Já Box Office Next Attraction é um filme mais amplo com cerca de três horas de duração, multiplas locações e atores e até alguns movimentos de camera. Uma das coisas que mais impressionavam em Possible Lovers era uso de fora de campo atráves dos sons externos que se tornavam os condutores principais da narrativa, já este Box Office Next Attraction é um filme numa relação constante justamente com o que esta fora da tela. Quando o filme inicia somos justamente lançados no contracampo de uma filmagem, ou seja no lugar de assistirmos o filme, vemos Martin e sua equipe rodando algo que nunca sabemos o que é. A equipe vai atravessa multiplas locações, posicionamento de cameras, certas tomadas são rapidas outras longuissimas, mas ao longo de todo este tempo temos apenas uma camera fixa voltada para a camera que esta sendo usada e o movimento da equipe entorno dela. O filme segue de forma tão concentrada que quando algo aparentemente diferente acontece – um travalling, num primeiro momento desprovido de motivação, de um carro em movimento – ele nos chega como um completo choque. Quando o cineasta finalmente nos apresenta o filme que estava sendo filmado – uma narrativa bem simples sobre a noite de um jovem filmada em completo constraste com tudo que viamos até ali num preto & branco estilizado e silencioso – algo surpreendente acontece nosso conhecimento do que esta transcorrendo do lado oposto da imagem reveste a narrativa de um valor intimo ainda maior do que ela teria por si mesma. Martin é um cineasta para se observar com atenção.

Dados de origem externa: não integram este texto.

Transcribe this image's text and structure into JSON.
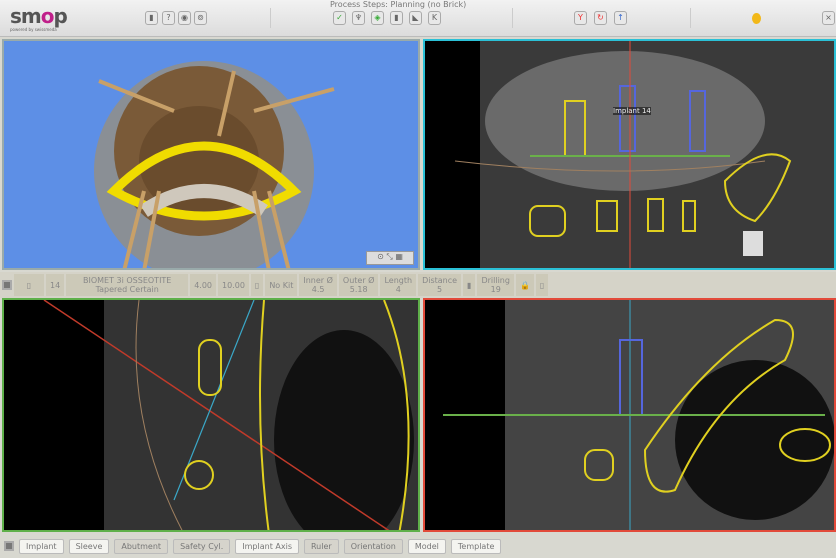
{
  "header": {
    "logo": "smop",
    "logo_sub": "powered by swissmeda",
    "process_steps": "Process Steps: Planning (no Brick)"
  },
  "panel_labels": {
    "implant_label": "Implant 14"
  },
  "info_bar": {
    "position": "14",
    "implant_name": "BIOMET 3i OSSEOTITE Tapered Certain",
    "diameter": "4.00",
    "length_val": "10.00",
    "kit": "No Kit",
    "inner_label": "Inner Ø",
    "inner": "4.5",
    "outer_label": "Outer Ø",
    "outer": "5.18",
    "length_label": "Length",
    "length": "4",
    "distance_label": "Distance",
    "distance": "5",
    "drilling_label": "Drilling",
    "drilling": "19"
  },
  "bottom_buttons": [
    {
      "label": "Implant",
      "on": true
    },
    {
      "label": "Sleeve",
      "on": true
    },
    {
      "label": "Abutment",
      "on": false
    },
    {
      "label": "Safety Cyl.",
      "on": false
    },
    {
      "label": "Implant Axis",
      "on": true
    },
    {
      "label": "Ruler",
      "on": false
    },
    {
      "label": "Orientation",
      "on": false
    },
    {
      "label": "Model",
      "on": true
    },
    {
      "label": "Template",
      "on": true
    }
  ],
  "colors": {
    "view3d": "#5d8fe6",
    "axial": "#2bc0d6",
    "cross": "#5fb04a",
    "sagittal": "#e24a3a",
    "contour": "#e0d020"
  }
}
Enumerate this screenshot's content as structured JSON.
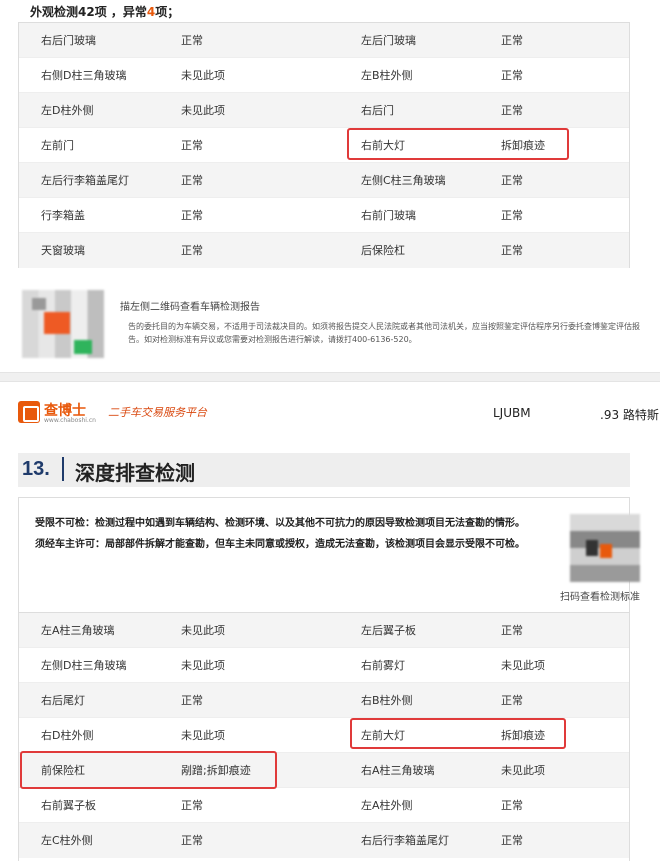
{
  "top": {
    "summary_prefix": "外观检测42项 ，异常",
    "summary_count": "4",
    "summary_suffix": "项；",
    "rows": [
      [
        "右后门玻璃",
        "正常",
        "左后门玻璃",
        "正常"
      ],
      [
        "右侧D柱三角玻璃",
        "未见此项",
        "左B柱外侧",
        "正常"
      ],
      [
        "左D柱外侧",
        "未见此项",
        "右后门",
        "正常"
      ],
      [
        "左前门",
        "正常",
        "右前大灯",
        "拆卸痕迹"
      ],
      [
        "左后行李箱盖尾灯",
        "正常",
        "左侧C柱三角玻璃",
        "正常"
      ],
      [
        "行李箱盖",
        "正常",
        "右前门玻璃",
        "正常"
      ],
      [
        "天窗玻璃",
        "正常",
        "后保险杠",
        "正常"
      ]
    ],
    "qr_caption": "描左侧二维码查看车辆检测报告",
    "disclaimer": "告的委托目的为车辆交易，不适用于司法裁决目的。如须将报告提交人民法院或者其他司法机关，应当按照鉴定评估程序另行委托查博鉴定评估报告。如对检测标准有异议或您需要对检测报告进行解读，请拨打400-6136-520。"
  },
  "header": {
    "brand": "查博士",
    "brand_url": "www.chaboshi.cn",
    "slogan": "二手车交易服务平台",
    "vin": "LJUBM",
    "car": ".93 路特斯"
  },
  "section": {
    "number": "13.",
    "title": "深度排查检测",
    "note1": "受限不可检：检测过程中如遇到车辆结构、检测环境、以及其他不可抗力的原因导致检测项目无法查勘的情形。",
    "note2": "须经车主许可：局部部件拆解才能查勘，但车主未同意或授权，造成无法查勘，该检测项目会显示受限不可检。",
    "qr_caption": "扫码查看检测标准",
    "rows": [
      [
        "左A柱三角玻璃",
        "未见此项",
        "左后翼子板",
        "正常"
      ],
      [
        "左侧D柱三角玻璃",
        "未见此项",
        "右前雾灯",
        "未见此项"
      ],
      [
        "右后尾灯",
        "正常",
        "右B柱外侧",
        "正常"
      ],
      [
        "右D柱外侧",
        "未见此项",
        "左前大灯",
        "拆卸痕迹"
      ],
      [
        "前保险杠",
        "剐蹭;拆卸痕迹",
        "右A柱三角玻璃",
        "未见此项"
      ],
      [
        "右前翼子板",
        "正常",
        "左A柱外侧",
        "正常"
      ],
      [
        "左C柱外侧",
        "正常",
        "右后行李箱盖尾灯",
        "正常"
      ]
    ]
  },
  "colors": {
    "accent": "#e8590c",
    "highlight_box": "#e03a3a",
    "section_blue": "#1f3b6b"
  }
}
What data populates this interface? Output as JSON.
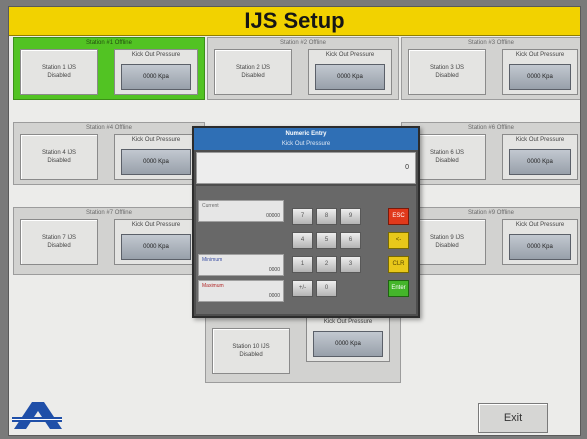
{
  "app": {
    "title": "IJS Setup"
  },
  "stations": [
    {
      "title": "Station #1 Offline",
      "status_line1": "Station 1 IJS",
      "status_line2": "Disabled",
      "pressure_label": "Kick Out Pressure",
      "pressure_value": "0000 Kpa",
      "active": true
    },
    {
      "title": "Station #2 Offline",
      "status_line1": "Station 2 IJS",
      "status_line2": "Disabled",
      "pressure_label": "Kick Out Pressure",
      "pressure_value": "0000 Kpa",
      "active": false
    },
    {
      "title": "Station #3 Offline",
      "status_line1": "Station 3 IJS",
      "status_line2": "Disabled",
      "pressure_label": "Kick Out Pressure",
      "pressure_value": "0000 Kpa",
      "active": false
    },
    {
      "title": "Station #4 Offline",
      "status_line1": "Station 4 IJS",
      "status_line2": "Disabled",
      "pressure_label": "Kick Out Pressure",
      "pressure_value": "0000 Kpa",
      "active": false
    },
    {
      "title": "Station #6 Offline",
      "status_line1": "Station 6 IJS",
      "status_line2": "Disabled",
      "pressure_label": "Kick Out Pressure",
      "pressure_value": "0000 Kpa",
      "active": false
    },
    {
      "title": "Station #7 Offline",
      "status_line1": "Station 7 IJS",
      "status_line2": "Disabled",
      "pressure_label": "Kick Out Pressure",
      "pressure_value": "0000 Kpa",
      "active": false
    },
    {
      "title": "Station #9 Offline",
      "status_line1": "Station 9 IJS",
      "status_line2": "Disabled",
      "pressure_label": "Kick Out Pressure",
      "pressure_value": "0000 Kpa",
      "active": false
    },
    {
      "title": "",
      "status_line1": "Station 10 IJS",
      "status_line2": "Disabled",
      "pressure_label": "Kick Out Pressure",
      "pressure_value": "0000 Kpa",
      "active": false
    }
  ],
  "dialog": {
    "title": "Numeric Entry",
    "subtitle": "Kick Out Pressure",
    "display_value": "0",
    "current": {
      "label": "Current",
      "value": "00000"
    },
    "minimum": {
      "label": "Minimum",
      "value": "0000"
    },
    "maximum": {
      "label": "Maximum",
      "value": "0000"
    },
    "keys": {
      "k7": "7",
      "k8": "8",
      "k9": "9",
      "esc": "ESC",
      "k4": "4",
      "k5": "5",
      "k6": "6",
      "bs": "<-",
      "k1": "1",
      "k2": "2",
      "k3": "3",
      "clr": "CLR",
      "neg": "+/-",
      "k0": "0",
      "ent": "Enter"
    }
  },
  "exit_label": "Exit",
  "colors": {
    "title_bar": "#f2d200",
    "active_station": "#52c323",
    "dialog_header": "#2f6fb5",
    "esc_key": "#e0391b",
    "yellow_key": "#e8c81a",
    "enter_key": "#44b52a",
    "logo": "#1f4fa8"
  },
  "icons": {
    "logo": "company-logo-a"
  }
}
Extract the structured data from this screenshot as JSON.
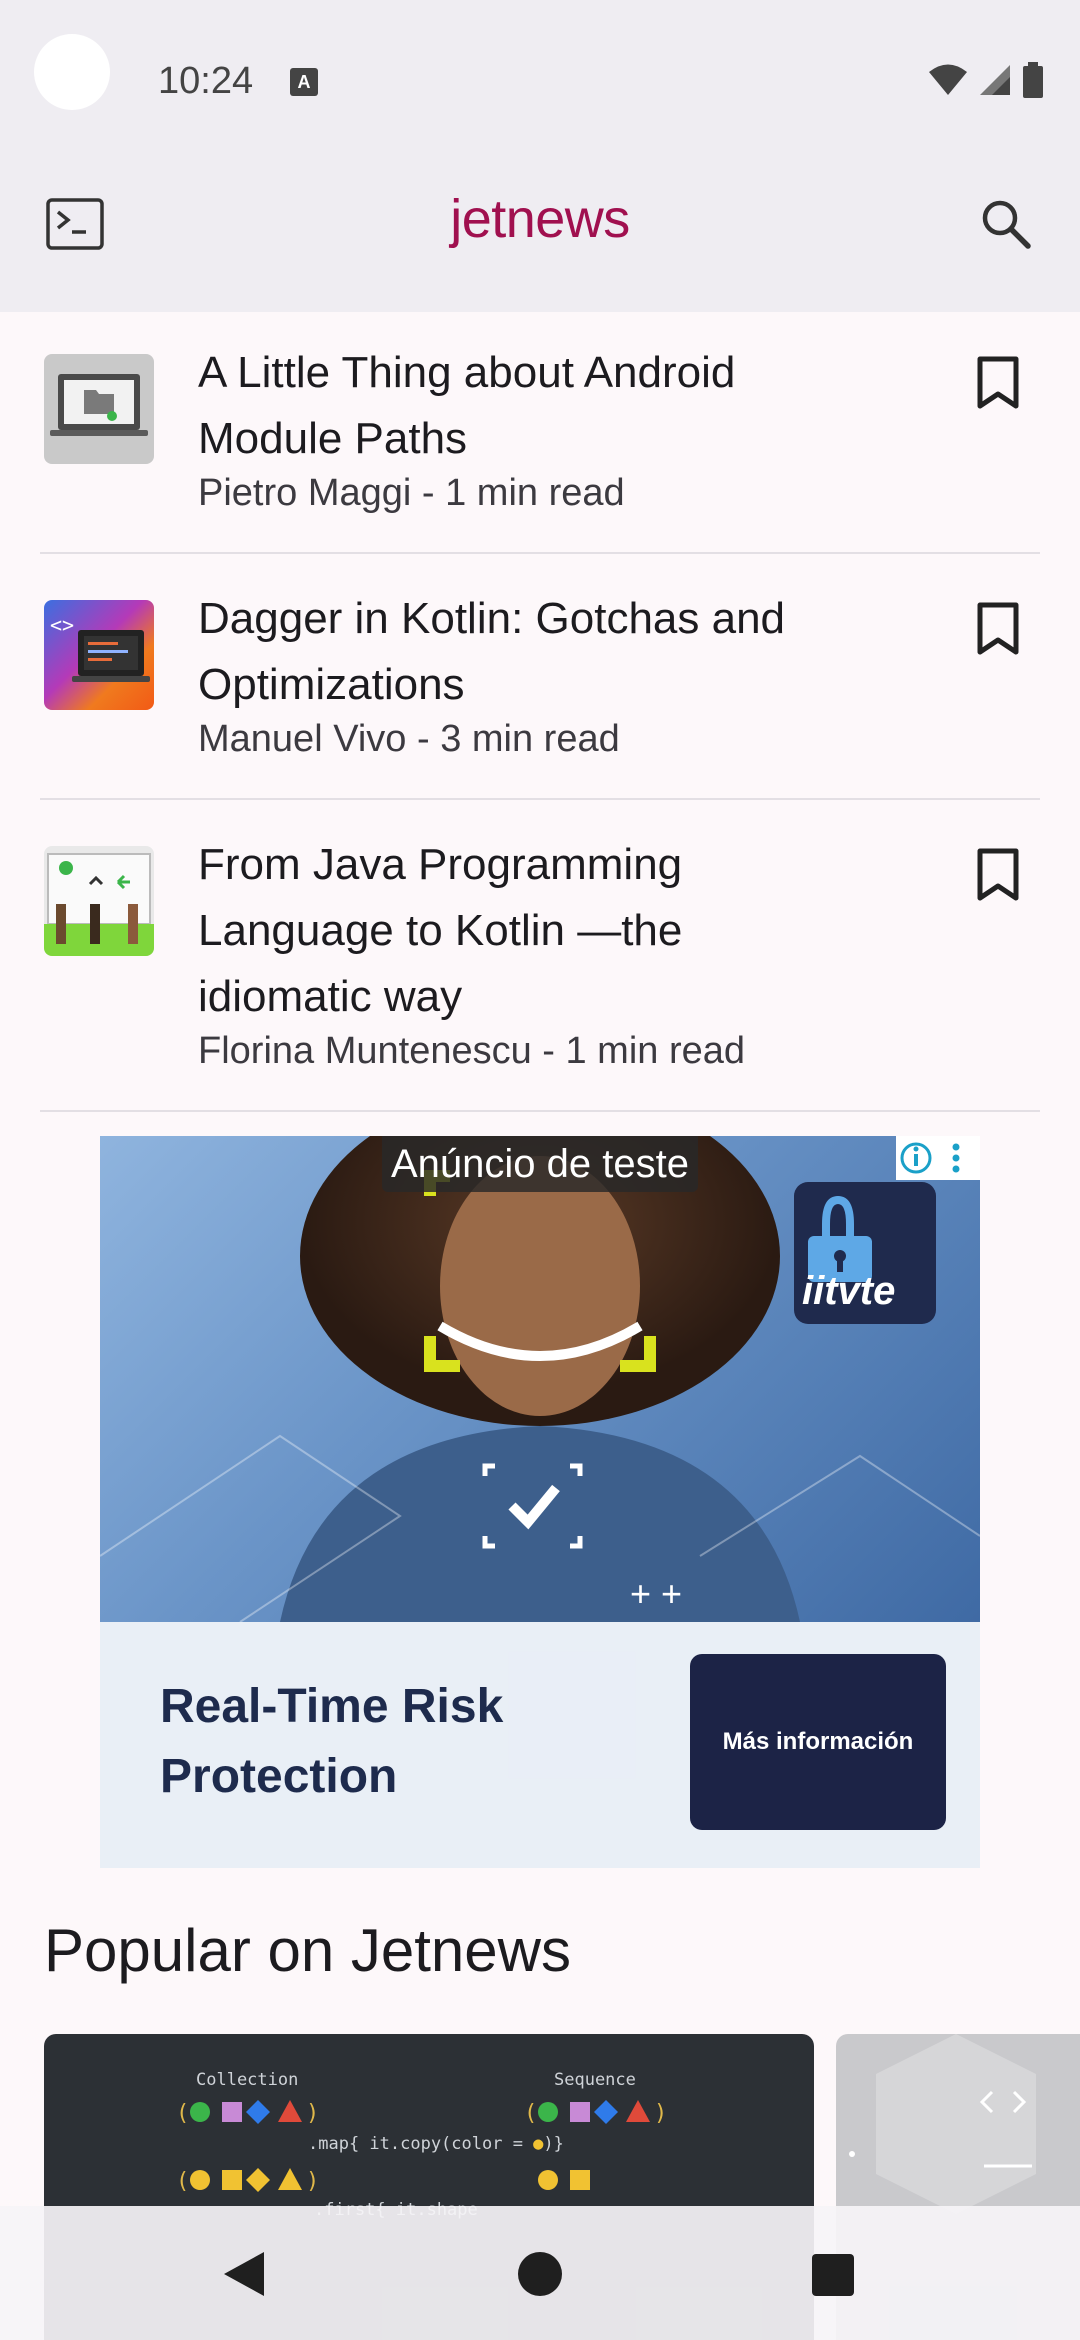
{
  "status_bar": {
    "time": "10:24",
    "notification_icon": "a-icon",
    "icons": [
      "wifi-icon",
      "signal-icon",
      "battery-icon"
    ]
  },
  "app_bar": {
    "title": "jetnews",
    "left_icon": "terminal-icon",
    "right_icon": "search-icon",
    "brand_color": "#a0104f"
  },
  "feed": {
    "posts": [
      {
        "title": "A Little Thing about Android Module Paths",
        "meta": "Pietro Maggi - 1 min read",
        "bookmark_icon": "bookmark-icon"
      },
      {
        "title": "Dagger in Kotlin: Gotchas and Optimizations",
        "meta": "Manuel Vivo - 3 min read",
        "bookmark_icon": "bookmark-icon"
      },
      {
        "title": "From Java Programming Language to Kotlin —the idiomatic way",
        "meta": "Florina Muntenescu - 1 min read",
        "bookmark_icon": "bookmark-icon"
      }
    ]
  },
  "ad": {
    "label": "Anúncio de teste",
    "logo_text": "iitvte",
    "headline": "Real-Time Risk Protection",
    "cta": "Más información"
  },
  "popular": {
    "heading": "Popular on Jetnews",
    "card1": {
      "left_label": "Collection",
      "right_label": "Sequence",
      "line1": ".map{ it.copy(color = ",
      "line1_end": ")}",
      "line2": ".first{ it.shape"
    }
  },
  "nav_bar": {
    "buttons": [
      "back-icon",
      "home-icon",
      "recents-icon"
    ]
  }
}
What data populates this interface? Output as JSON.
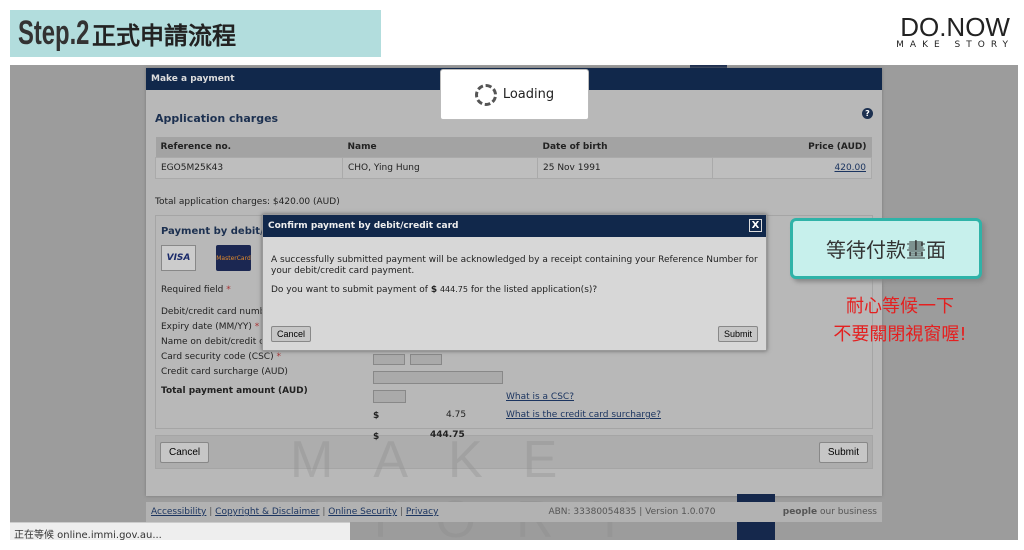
{
  "slide": {
    "step": "Step.2",
    "title": "正式申請流程",
    "logo_main": "DO.NOW",
    "logo_sub": "MAKE STORY",
    "callout": "等待付款畫面",
    "note_line1": "耐心等候一下",
    "note_line2": "不要關閉視窗喔!",
    "watermark_sub": "MAKE STORY"
  },
  "page": {
    "header": "Make a payment",
    "section": "Application charges",
    "help_icon": "question-circle-icon",
    "table": {
      "headers": [
        "Reference no.",
        "Name",
        "Date of birth",
        "Price (AUD)"
      ],
      "rows": [
        [
          "EGO5M25K43",
          "CHO, Ying Hung",
          "25 Nov 1991",
          "420.00"
        ]
      ]
    },
    "total_charges": "Total application charges: $420.00 (AUD)",
    "payment_heading": "Payment by debit/cr",
    "cards": [
      "VISA",
      "MasterCard"
    ],
    "required": "Required field",
    "asterisk": "*",
    "fields": {
      "card_number": "Debit/credit card numbe",
      "expiry": "Expiry date (MM/YY)",
      "name": "Name on debit/credit card",
      "csc": "Card security code (CSC)",
      "surcharge": "Credit card surcharge (AUD)",
      "total": "Total payment amount (AUD)"
    },
    "currency": "$",
    "surcharge_value": "4.75",
    "total_value": "444.75",
    "csc_link": "What is a CSC?",
    "surcharge_link": "What is the credit card surcharge?",
    "cancel": "Cancel",
    "submit": "Submit"
  },
  "loading": "Loading",
  "modal": {
    "title": "Confirm payment by debit/credit card",
    "close": "X",
    "message": "A successfully submitted payment will be acknowledged by a receipt containing your Reference Number for your debit/credit card payment.",
    "question_pre": "Do you want to submit payment of",
    "currency": "$",
    "amount": "444.75",
    "question_post": "for the listed application(s)?",
    "cancel": "Cancel",
    "submit": "Submit"
  },
  "footer": {
    "links": [
      "Accessibility",
      "Copyright & Disclaimer",
      "Online Security",
      "Privacy"
    ],
    "abn": "ABN: 33380054835 | Version 1.0.070",
    "tagline_bold": "people",
    "tagline": "our business"
  },
  "status_bar": "正在等候 online.immi.gov.au..."
}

O filme filipino mais ambicioso do festival, porém, é mesmo Death in the Land of Encantos de Lav Diaz. Trata-se de um grande filme (literalmente já que tem 9 horas de duração), onde Diaz parte de uma situação veridica, o tufão Durian que devastou a região onde a ação se passa matando milhares de pessoas, para urdir uma ficção alegorica sobre o retorno de um poeta a sua região natal. É espantoso o uso que o cineasta faz da duração, apesar de seus 540 minutos, o filme nos cansa, mas aos poucos nos envolve nos coloca dentro do seu ritmo peculiar: há longas sequencias de discussão entre o poeta e seus dois amigos artistas que vivem na região, seguidas de outras igualmente longas onde nada acontece. O filme é cheio de flashbacks, momentos potencialmente de fantasia, trocas que duas ou três horas finalmente fazem sentido quando descobrimos novas informação. Duração e variação se tornam formas de modular um mundo todo própria. A região devastada em si é impressionante como cenário e genuína co-protagonista, quase desprovida de vegetação ou construções que ainda estejam de pé. O espaço que vai pouco a pouco se transformando numa paisagem mental para o poeta cuja narrativa o leva mais e mais rumo a questão o que é ser filipino e o peso que ela carrega. Filme formidavel, ao qual espero voltar com mais atenção depois do festival.
Mais simples e convencional, mas mesmo assim muito talentoso, é Tirador de Brilhante Mendoza. Um filme social todo passado numa favela, mas que entrecorta as amardilhas do gênero através de uma completa secura de olhar e de uma comprensão de cinema como um grande espetaculo físico. A sequencia inicial da batida policial por si só vale o esforço de procurar o filme. Outro exemplar da vitalidade deste cinema, que esperamos seja também descoberto pelos programadores dos nossos festivais.